Delta Lake with EMR Serverless, take NYC taxi as example.
"""
spark = SparkSession \\
.builder \\
.config("spark.sql.extensions", "io.delta.sql.DeltaSparkSessionExtension") \\
.config("spark.sql.catalog.spark_catalog", "org.apache.spark.sql.delta.catalog.DeltaCatalog") \\
.enableHiveSupport() \\
.appName("Delta-Lake-OSS") \\
.getOrCreate()
url = "s3://${SERVERLESS_BUCKET_NAME}/emr-serverless-spark/delta-lake/output/1.2.1/%s/" % str(
uuid.uuid4())
# creates a Delta table and outputs to target S3 bucket
spark.range(5).write.format("delta").save(url)
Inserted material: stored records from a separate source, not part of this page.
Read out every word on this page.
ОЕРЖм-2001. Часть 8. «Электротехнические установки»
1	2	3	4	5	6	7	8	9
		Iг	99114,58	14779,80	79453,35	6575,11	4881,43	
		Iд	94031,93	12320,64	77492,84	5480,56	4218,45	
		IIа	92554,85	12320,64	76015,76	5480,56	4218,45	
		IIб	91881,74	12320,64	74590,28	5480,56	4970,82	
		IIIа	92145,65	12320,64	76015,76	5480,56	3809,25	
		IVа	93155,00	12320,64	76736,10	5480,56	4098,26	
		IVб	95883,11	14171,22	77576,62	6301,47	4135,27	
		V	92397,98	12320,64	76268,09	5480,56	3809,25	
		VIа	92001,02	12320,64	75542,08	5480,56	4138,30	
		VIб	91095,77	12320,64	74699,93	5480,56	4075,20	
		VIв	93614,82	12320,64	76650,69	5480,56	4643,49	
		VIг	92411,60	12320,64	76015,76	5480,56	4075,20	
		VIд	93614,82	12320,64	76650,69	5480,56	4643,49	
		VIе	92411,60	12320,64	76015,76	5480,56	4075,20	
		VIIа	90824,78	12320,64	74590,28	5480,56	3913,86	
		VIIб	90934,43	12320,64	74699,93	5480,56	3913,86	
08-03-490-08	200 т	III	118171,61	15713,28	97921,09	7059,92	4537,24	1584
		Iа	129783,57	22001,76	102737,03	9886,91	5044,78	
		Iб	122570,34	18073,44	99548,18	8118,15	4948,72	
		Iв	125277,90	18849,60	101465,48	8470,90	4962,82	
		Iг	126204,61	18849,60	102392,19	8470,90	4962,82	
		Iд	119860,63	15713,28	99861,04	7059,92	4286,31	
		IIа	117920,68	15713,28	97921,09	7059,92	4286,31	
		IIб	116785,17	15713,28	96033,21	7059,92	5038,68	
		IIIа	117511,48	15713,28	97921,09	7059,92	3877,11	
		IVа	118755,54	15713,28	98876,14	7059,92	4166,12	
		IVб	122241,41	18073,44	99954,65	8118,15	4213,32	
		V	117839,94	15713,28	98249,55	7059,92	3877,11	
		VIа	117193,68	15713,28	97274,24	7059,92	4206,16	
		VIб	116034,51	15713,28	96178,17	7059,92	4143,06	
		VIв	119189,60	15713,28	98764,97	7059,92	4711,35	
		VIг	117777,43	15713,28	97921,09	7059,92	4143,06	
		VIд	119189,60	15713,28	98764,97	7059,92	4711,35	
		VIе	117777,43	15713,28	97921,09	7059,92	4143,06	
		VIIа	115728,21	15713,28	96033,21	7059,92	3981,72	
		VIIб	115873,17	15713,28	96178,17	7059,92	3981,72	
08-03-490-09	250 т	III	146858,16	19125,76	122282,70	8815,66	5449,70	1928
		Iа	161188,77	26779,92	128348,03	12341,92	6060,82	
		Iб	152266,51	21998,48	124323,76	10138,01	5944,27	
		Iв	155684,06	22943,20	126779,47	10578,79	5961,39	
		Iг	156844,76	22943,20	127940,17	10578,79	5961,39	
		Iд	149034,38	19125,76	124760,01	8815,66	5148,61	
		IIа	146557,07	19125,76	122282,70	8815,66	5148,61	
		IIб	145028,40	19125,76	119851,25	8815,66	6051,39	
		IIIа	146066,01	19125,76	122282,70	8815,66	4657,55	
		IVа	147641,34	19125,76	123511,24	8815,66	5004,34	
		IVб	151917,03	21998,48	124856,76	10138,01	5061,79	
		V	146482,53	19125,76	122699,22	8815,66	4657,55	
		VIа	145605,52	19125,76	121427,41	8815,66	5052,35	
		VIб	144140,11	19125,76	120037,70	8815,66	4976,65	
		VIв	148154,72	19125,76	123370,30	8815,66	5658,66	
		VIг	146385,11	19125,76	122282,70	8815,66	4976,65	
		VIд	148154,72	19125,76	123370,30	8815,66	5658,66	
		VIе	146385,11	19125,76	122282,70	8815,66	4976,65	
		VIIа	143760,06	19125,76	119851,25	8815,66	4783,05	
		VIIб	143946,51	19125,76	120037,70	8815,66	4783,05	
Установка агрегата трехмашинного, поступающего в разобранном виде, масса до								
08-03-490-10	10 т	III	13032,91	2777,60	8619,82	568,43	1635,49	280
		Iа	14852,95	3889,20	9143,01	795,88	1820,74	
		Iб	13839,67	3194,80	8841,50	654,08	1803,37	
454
# reads a Delta table and outputs to target S3 bucket
spark.read.format("delta").load(url).show()
# The source for the second Delta table.
base = spark.read.parquet(
"s3://${SERVERLESS_BUCKET_NAME}/nyc-taxi/*.parquet")
# The sceond Delta table, oh ya.
base.write.format("delta") \\
.mode("overwrite") \\
.save("s3://${SERVERLESS_BUCKET_NAME}/emr-serverless-spark/delta-lake/nyx-tlc-2021")
spark.stop()
EOF
# upload script
aws s3 cp delta-lake-demo.py s3://${SERVERLESS_BUCKET_NAME}/scripts/${DELTA_LAKE_SCRIPT_NAME}.py --profile ${PROFILE_NAME}
# download jars and upload them
DELTA_VERSION="3.0.0"
DELTA_LAKE_CORE="delta-spark_2.13-${DELTA_VERSION}.jar"
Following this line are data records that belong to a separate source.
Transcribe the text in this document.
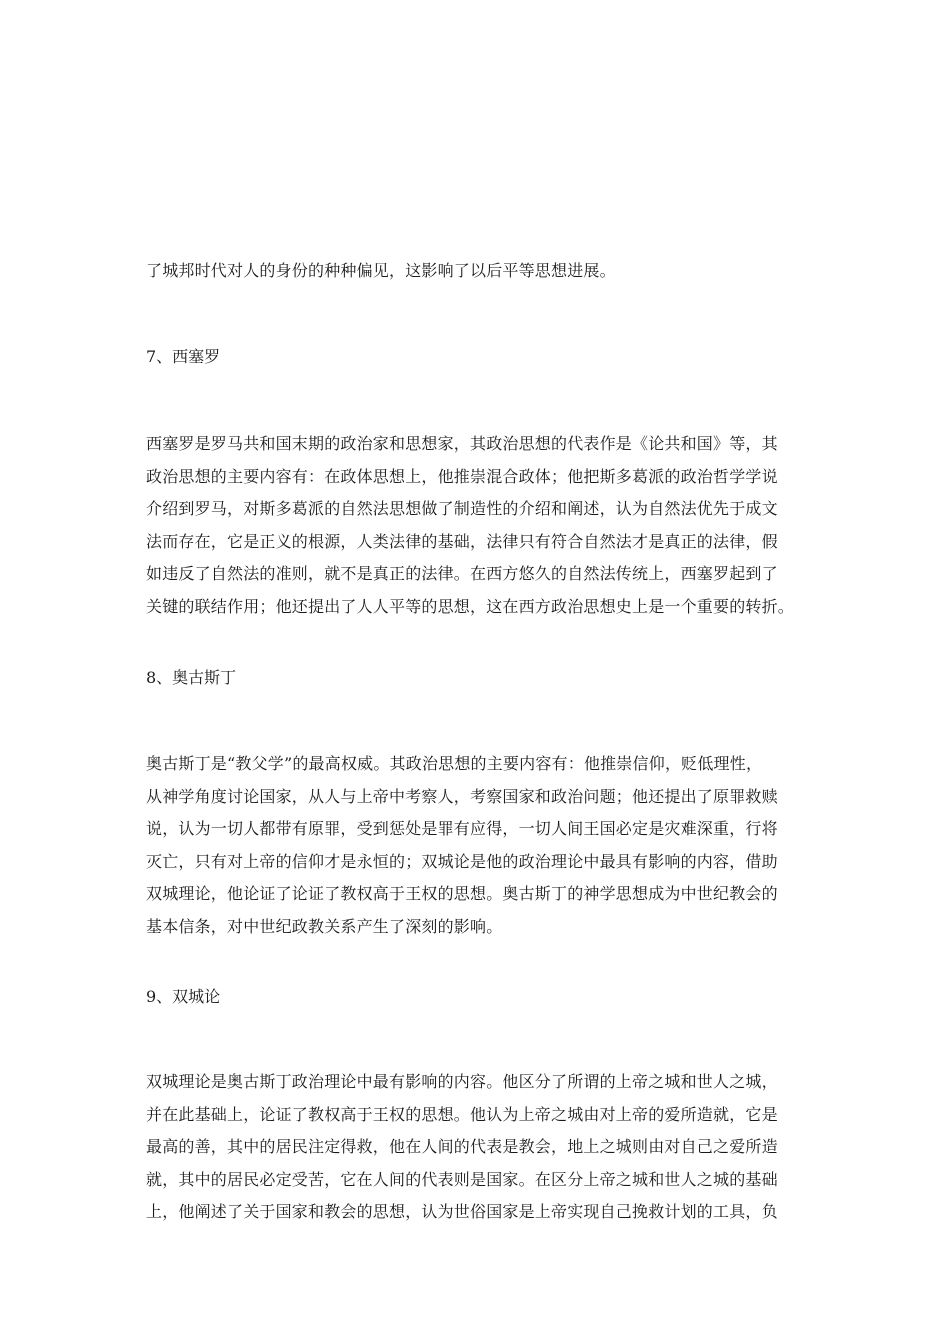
了城邦时代对人的身份的种种偏见，这影响了以后平等思想进展。
7、西塞罗
西塞罗是罗马共和国末期的政治家和思想家，其政治思想的代表作是《论共和国》等，其
政治思想的主要内容有：在政体思想上，他推崇混合政体；他把斯多葛派的政治哲学学说
介绍到罗马，对斯多葛派的自然法思想做了制造性的介绍和阐述，认为自然法优先于成文
法而存在，它是正义的根源，人类法律的基础，法律只有符合自然法才是真正的法律，假
如违反了自然法的准则，就不是真正的法律。在西方悠久的自然法传统上，西塞罗起到了
关键的联结作用；他还提出了人人平等的思想，这在西方政治思想史上是一个重要的转折。
8、奥古斯丁
奥古斯丁是“教父学”的最高权威。其政治思想的主要内容有：他推崇信仰，贬低理性，
从神学角度讨论国家，从人与上帝中考察人，考察国家和政治问题；他还提出了原罪救赎
说，认为一切人都带有原罪，受到惩处是罪有应得，一切人间王国必定是灾难深重，行将
灭亡，只有对上帝的信仰才是永恒的；双城论是他的政治理论中最具有影响的内容，借助
双城理论，他论证了论证了教权高于王权的思想。奥古斯丁的神学思想成为中世纪教会的
基本信条，对中世纪政教关系产生了深刻的影响。
9、双城论
双城理论是奥古斯丁政治理论中最有影响的内容。他区分了所谓的上帝之城和世人之城，
并在此基础上，论证了教权高于王权的思想。他认为上帝之城由对上帝的爱所造就，它是
最高的善，其中的居民注定得救，他在人间的代表是教会，地上之城则由对自己之爱所造
就，其中的居民必定受苦，它在人间的代表则是国家。在区分上帝之城和世人之城的基础
上，他阐述了关于国家和教会的思想，认为世俗国家是上帝实现自己挽救计划的工具，负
DELTA_LAKE_STORAGE="delta-storage-${DELTA_VERSION}.jar"
curl https://repo1.maven.org/maven2/io/delta/delta-spark_2.13/${DELTA_VERSION}/${DELTA_LAKE_CORE} --output ${DELTA_LAKE_CORE}
curl https://repo1.maven.org/maven2/io/delta/delta-storage/${DELTA_VERSION}/${DELTA_LAKE_STORAGE} --output ${DELTA_LAKE_STORAGE}
aws s3 mv ${DELTA_LAKE_CORE} s3://${SERVERLESS_BUCKET_NAME}/jars/${DELTA_LAKE_CORE} --profile ${PROFILE_NAME}
aws s3 mv ${DELTA_LAKE_STORAGE} s3://${SERVERLESS_BUCKET_NAME}/jars/${DELTA_LAKE_STORAGE} --profile ${PROFILE_NAME}
Rememeber, you got so much information to copy and paste from the CloudFormation outputs.
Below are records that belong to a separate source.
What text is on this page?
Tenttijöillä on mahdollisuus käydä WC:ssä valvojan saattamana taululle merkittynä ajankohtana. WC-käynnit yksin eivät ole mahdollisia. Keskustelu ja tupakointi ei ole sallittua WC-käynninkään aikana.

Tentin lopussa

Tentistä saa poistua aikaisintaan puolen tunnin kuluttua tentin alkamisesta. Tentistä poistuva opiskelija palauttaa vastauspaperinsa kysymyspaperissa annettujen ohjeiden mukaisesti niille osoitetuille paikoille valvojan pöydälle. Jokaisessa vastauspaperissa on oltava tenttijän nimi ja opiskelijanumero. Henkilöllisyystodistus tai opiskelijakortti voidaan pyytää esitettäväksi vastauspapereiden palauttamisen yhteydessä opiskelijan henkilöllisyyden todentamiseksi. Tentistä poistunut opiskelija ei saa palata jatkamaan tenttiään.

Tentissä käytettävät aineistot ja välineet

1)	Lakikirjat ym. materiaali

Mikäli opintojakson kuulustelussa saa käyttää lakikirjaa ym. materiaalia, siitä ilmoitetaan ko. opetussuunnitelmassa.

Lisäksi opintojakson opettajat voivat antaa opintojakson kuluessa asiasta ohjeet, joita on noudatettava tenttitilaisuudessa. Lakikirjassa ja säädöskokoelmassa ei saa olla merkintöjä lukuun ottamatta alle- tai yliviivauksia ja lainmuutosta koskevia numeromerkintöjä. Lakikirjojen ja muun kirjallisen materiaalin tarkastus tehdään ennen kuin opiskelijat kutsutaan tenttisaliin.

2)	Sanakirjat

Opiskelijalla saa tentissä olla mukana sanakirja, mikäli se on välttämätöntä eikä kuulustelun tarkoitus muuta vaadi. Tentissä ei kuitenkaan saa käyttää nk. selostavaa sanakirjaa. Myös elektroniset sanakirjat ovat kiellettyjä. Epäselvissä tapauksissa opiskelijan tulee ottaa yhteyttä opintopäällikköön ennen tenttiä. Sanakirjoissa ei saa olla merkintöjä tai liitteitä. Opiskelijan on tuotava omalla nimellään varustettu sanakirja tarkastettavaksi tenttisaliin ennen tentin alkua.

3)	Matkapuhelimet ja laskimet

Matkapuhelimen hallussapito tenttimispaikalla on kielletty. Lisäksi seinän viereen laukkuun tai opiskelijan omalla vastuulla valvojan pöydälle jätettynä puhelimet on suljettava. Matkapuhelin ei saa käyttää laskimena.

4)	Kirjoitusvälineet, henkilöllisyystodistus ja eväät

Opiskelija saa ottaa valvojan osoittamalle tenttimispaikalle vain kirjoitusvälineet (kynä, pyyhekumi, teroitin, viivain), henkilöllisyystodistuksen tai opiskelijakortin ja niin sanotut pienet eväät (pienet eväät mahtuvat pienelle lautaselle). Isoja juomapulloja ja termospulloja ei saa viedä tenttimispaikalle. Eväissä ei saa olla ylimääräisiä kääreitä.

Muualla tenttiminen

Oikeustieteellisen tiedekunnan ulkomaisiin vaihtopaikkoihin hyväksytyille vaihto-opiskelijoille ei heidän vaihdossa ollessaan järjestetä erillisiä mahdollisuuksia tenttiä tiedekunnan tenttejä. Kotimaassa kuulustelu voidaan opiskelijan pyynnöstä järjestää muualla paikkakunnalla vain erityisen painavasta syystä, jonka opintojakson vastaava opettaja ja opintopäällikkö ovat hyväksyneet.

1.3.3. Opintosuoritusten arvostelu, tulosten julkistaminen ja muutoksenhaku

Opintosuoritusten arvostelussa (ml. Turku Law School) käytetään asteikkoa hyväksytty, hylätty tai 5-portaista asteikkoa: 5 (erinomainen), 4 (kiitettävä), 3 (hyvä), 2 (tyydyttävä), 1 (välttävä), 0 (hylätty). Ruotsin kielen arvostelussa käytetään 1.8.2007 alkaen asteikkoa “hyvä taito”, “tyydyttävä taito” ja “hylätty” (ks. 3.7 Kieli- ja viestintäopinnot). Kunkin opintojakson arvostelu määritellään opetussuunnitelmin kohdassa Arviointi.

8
aws emr-serverless start-job-run \
--application-id ${APPLICATION_ID} \
--execution-role-arn ${JOB_ROLE_ARN} \
--name 'shy-shy-first-time' \
--job-driver '{
"sparkSubmit": {
"entryPoint": "s3://'${SERVERLESS_BUCKET_NAME}'/scripts/'${DELTA_LAKE_SCRIPT_NAME}'.py",
"sparkSubmitParameters": "--conf spark.executor.cores=1 --conf spark.executor.memory=4g --conf spark.driver.cores=1 --conf spark.driver.memory=4g --conf spark.executor.instances=1 --conf spark.jars=s3://'${SERVERLESS_BUCKET_NAME}'/jars/'${DELTA_LAKE_CORE}',s3://'${SERVERLESS_BUCKET_NAME}'/jars/'${DELTA_LAKE_STORAGE}'"
}
}' \
--configuration-overrides '{
"monitoringConfiguration": {
"s3MonitoringConfiguration": {
"logUri": "s3://'${SERVERLESS_BUCKET_NAME}'/serverless-log/"
}
}
}' \
--profile ${PROFILE_NAME}
If you execute with success, you should see similar reponse as the following:
{
"applicationId": "00f1gvklchoqru25",
"jobRunId": "00f1h0ipd2maem01",
"arn": "arn:aws:emr-serverless:ap-northeast-1:630778274080:/applications/00f1gvklchoqru25/jobruns/00f1h0ipd2maem01"
}
and got a Delta Lake data under s3://${SERVERLESS_BUCKET_NAME}/emr-serverless-spark/delta-lake/nyx-tlc-2021/
.
Access the EMR Studio via the URL from the CloudFormation outputs. It should look very similar to the following url: https://es-pilibalapilibala.emrstudio-prod.ap-northeast-1.amazonaws.com
, i.e., weird string and region won't be the same as mine.
spark.jars
as the Spark page says for your EMR Serverless job. The UI will complain, you still can start the job. Don't be afraid, just click it like when you were child, facing authority fearlessly.